Programa desta sexta (17) retrata algumas das principais doenças que afetam a saúde ocular do brasileiro e fala da importância do acompanhamento médico e prevenção.
O Globo Repórter desta sexta-feira (17) falou sobre a saúde dos olhos e os tratamentos mais modernos contra as doenças da visão, como o glaucoma, miopia, ceratocone e retinoblastoma.
De acordo com dados da Organização Mundial da Saúde (OMS), em 2050 metade da população vai ter miopia e o uso de eletrônicos pode ser uma das causas. O programa conheceu os desafios e as histórias de quem enfrenta problemas oculares:
Glaucoma, um motivo de preocupação
Com 33 anos, Gustavo Dini foi diagnosticado com glaucoma, uma doença silenciosa que provoca a perda da visão periférica ou central gradualmente. Como a doença se manifesta predominantemente entre os mais velhos, os médicos demoraram para identificar a doença, que só foi percebida por especialista em Juiz de Fora (MG), cidade que se tornou um destino para quem busca alternativa para o tratamento.
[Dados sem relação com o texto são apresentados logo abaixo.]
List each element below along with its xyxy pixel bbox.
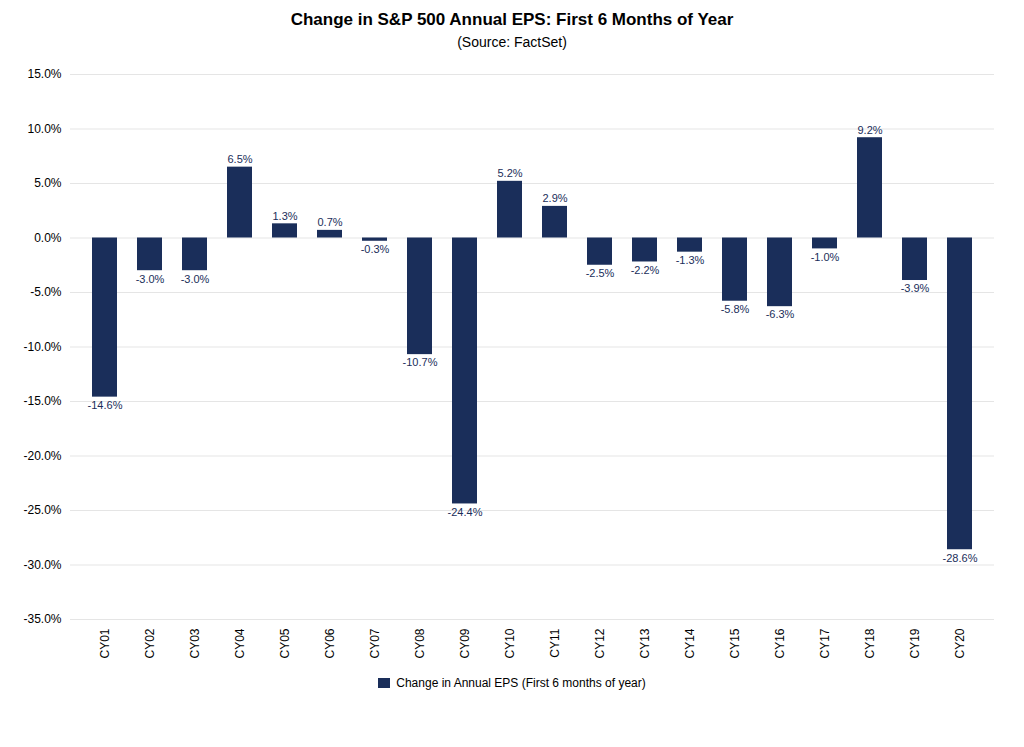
svg-text:CY16: CY16 bbox=[773, 628, 787, 658]
svg-text:-14.6%: -14.6% bbox=[88, 399, 123, 411]
svg-text:-10.0%: -10.0% bbox=[23, 340, 61, 354]
svg-text:-0.3%: -0.3% bbox=[361, 243, 390, 255]
svg-text:-6.3%: -6.3% bbox=[766, 308, 795, 320]
svg-text:CY03: CY03 bbox=[188, 628, 202, 658]
svg-text:-1.3%: -1.3% bbox=[676, 254, 705, 266]
svg-text:CY14: CY14 bbox=[683, 628, 697, 658]
svg-text:-1.0%: -1.0% bbox=[811, 251, 840, 263]
svg-text:-3.0%: -3.0% bbox=[136, 273, 165, 285]
svg-text:CY02: CY02 bbox=[143, 628, 157, 658]
svg-text:0.0%: 0.0% bbox=[34, 231, 62, 245]
html-text:Change in Annual EPS (First 6: Change in Annual EPS (First 6 months of … bbox=[396, 676, 646, 690]
svg-text:-15.0%: -15.0% bbox=[23, 394, 61, 408]
svg-text:CY09: CY09 bbox=[458, 628, 472, 658]
svg-text:-5.8%: -5.8% bbox=[721, 303, 750, 315]
svg-text:-3.9%: -3.9% bbox=[901, 282, 930, 294]
svg-text:-2.5%: -2.5% bbox=[586, 267, 615, 279]
html-text:Change in S&P 500 Annual EPS:: Change in S&P 500 Annual EPS: First 6 Mo… bbox=[290, 10, 734, 29]
svg-text:5.2%: 5.2% bbox=[497, 167, 522, 179]
svg-text:9.2%: 9.2% bbox=[857, 124, 882, 136]
svg-text:-25.0%: -25.0% bbox=[23, 503, 61, 517]
svg-text:6.5%: 6.5% bbox=[227, 153, 252, 165]
svg-text:-2.2%: -2.2% bbox=[631, 264, 660, 276]
svg-text:-5.0%: -5.0% bbox=[30, 285, 62, 299]
svg-text:CY18: CY18 bbox=[863, 628, 877, 658]
svg-text:-20.0%: -20.0% bbox=[23, 449, 61, 463]
svg-text:CY10: CY10 bbox=[503, 628, 517, 658]
svg-text:-10.7%: -10.7% bbox=[403, 356, 438, 368]
svg-text:CY04: CY04 bbox=[233, 628, 247, 658]
html-text:(Source: FactSet): (Source: FactSet) bbox=[457, 34, 567, 50]
svg-text:10.0%: 10.0% bbox=[27, 122, 61, 136]
svg-text:CY20: CY20 bbox=[953, 628, 967, 658]
svg-text:-3.0%: -3.0% bbox=[181, 273, 210, 285]
svg-text:CY05: CY05 bbox=[278, 628, 292, 658]
svg-text:5.0%: 5.0% bbox=[34, 176, 62, 190]
svg-text:-24.4%: -24.4% bbox=[448, 506, 483, 518]
svg-text:0.7%: 0.7% bbox=[317, 216, 342, 228]
svg-text:2.9%: 2.9% bbox=[542, 192, 567, 204]
svg-text:CY15: CY15 bbox=[728, 628, 742, 658]
svg-text:-35.0%: -35.0% bbox=[23, 612, 61, 626]
svg-text:CY06: CY06 bbox=[323, 628, 337, 658]
svg-text:CY08: CY08 bbox=[413, 628, 427, 658]
svg-text:-30.0%: -30.0% bbox=[23, 558, 61, 572]
svg-text:CY11: CY11 bbox=[548, 628, 562, 657]
svg-text:CY19: CY19 bbox=[908, 628, 922, 658]
svg-text:CY13: CY13 bbox=[638, 628, 652, 658]
svg-text:1.3%: 1.3% bbox=[272, 210, 297, 222]
svg-text:CY17: CY17 bbox=[818, 628, 832, 658]
svg-text:15.0%: 15.0% bbox=[27, 67, 61, 81]
svg-text:CY01: CY01 bbox=[98, 628, 112, 658]
svg-text:CY07: CY07 bbox=[368, 628, 382, 658]
svg-text:-28.6%: -28.6% bbox=[943, 552, 978, 564]
svg-text:CY12: CY12 bbox=[593, 628, 607, 658]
“Eu nem sabia que existia essa doença, não sabia que a pressão do olho era uma e a pressão arterial era outra”, diz.
A doença é a principal causa de perda irreversível da visão e atinge 64 milhões de pessoas no mundo. Ela começa com uma obstrução dos canais de drenagem do olho e provoca o aumento da pressão ocular e danos no nervo óptico.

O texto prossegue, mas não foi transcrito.